Ishimoto Hiroshi, Isomoto Hajime, Shikuwa Saburo, Wen Chun-Yang, Suematu Takashi, Ito Masahiro, Murata Ikuo, Ishibashi Hiromi, Kohno Shigeru
Department of Internal Medicine, National Nagasaki Medical Center, 2-1001 Kubara, Omura, Nagasaki 856-8562, Japan.
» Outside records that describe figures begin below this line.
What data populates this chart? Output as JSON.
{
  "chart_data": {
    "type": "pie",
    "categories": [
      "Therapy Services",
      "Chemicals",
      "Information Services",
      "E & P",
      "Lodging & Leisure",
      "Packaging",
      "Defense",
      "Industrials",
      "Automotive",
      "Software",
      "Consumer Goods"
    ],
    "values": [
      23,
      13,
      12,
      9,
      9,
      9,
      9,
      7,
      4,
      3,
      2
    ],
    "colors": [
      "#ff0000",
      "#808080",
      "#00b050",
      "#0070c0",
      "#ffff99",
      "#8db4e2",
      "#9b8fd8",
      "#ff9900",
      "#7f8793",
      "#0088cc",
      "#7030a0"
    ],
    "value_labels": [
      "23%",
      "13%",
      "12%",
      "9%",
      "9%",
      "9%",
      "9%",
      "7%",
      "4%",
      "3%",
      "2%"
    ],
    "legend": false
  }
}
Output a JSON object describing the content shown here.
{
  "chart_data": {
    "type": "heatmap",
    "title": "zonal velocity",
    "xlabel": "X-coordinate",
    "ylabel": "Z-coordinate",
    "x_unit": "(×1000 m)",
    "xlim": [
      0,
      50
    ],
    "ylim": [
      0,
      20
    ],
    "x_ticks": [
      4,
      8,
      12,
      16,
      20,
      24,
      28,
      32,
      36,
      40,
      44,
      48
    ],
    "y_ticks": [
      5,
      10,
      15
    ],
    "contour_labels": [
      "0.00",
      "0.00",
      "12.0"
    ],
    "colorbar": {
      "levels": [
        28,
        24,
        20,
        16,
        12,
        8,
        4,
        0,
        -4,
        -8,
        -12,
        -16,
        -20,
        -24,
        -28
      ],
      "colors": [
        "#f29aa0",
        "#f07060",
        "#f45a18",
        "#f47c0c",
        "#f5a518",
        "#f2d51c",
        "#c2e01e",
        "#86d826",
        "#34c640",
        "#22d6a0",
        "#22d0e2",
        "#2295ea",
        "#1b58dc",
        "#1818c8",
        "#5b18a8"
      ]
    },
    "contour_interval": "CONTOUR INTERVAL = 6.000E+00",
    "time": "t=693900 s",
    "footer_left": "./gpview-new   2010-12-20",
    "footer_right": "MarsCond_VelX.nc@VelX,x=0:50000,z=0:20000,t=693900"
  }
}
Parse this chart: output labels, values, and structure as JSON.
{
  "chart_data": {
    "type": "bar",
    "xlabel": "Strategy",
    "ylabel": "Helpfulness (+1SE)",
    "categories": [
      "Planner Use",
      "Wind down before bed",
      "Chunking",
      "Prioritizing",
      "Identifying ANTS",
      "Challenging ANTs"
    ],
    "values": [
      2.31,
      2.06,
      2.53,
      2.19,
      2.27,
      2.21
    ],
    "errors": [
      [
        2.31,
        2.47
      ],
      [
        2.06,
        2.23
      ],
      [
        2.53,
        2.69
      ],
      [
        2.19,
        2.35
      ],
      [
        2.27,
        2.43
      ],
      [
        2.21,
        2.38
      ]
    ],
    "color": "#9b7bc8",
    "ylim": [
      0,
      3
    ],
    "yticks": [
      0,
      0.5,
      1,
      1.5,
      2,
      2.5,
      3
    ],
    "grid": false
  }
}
World J Gastroenterol. 2004 Sep 15;10(18):2767-8. doi: 10.3748/wjg.v10.i18.2767.
We presented a 20-year-old patient with Crohn's disease (CD). Colonoscopy revealed longitudinal ulceration in the terminal ileum and rectal aphtoid ulcers. After treatment with mesalamine and total parenteral nutrition, repeat colonoscopy revealed a granular elevated area in the terminal ileum, which appeared as an irregular dome-like elevation with irregularly arranged villi on magnifying endoscopy. Biopsy specimens taken from the region showed microgranulomas and lymphoid hyperplasia. Scanning electron microscopy revealed the presence of M cells, confirming that the area corresponded to Peyer's patches. Peyer's patches by magnifying endoscopy and electron microscopy may provide insights into the pathogenesis of CD.
我们报告了一名20岁的克罗恩病(CD)患者。结肠镜检查显示回肠末端有纵行溃疡以及直肠阿弗他溃疡。在接受美沙拉嗪和全胃肠外营养治疗后,复查结肠镜发现回肠末端有一个颗粒状隆起区域,在放大内镜下表现为不规则的圆顶状隆起,绒毛排列不规则。从该区域获取的活检标本显示有微肉芽肿和淋巴组织增生。扫描电子显微镜检查发现存在M细胞,证实该区域对应于派尔集合淋巴结。通过放大内镜和电子显微镜观察派尔集合淋巴结可能有助于深入了解CD的发病机制。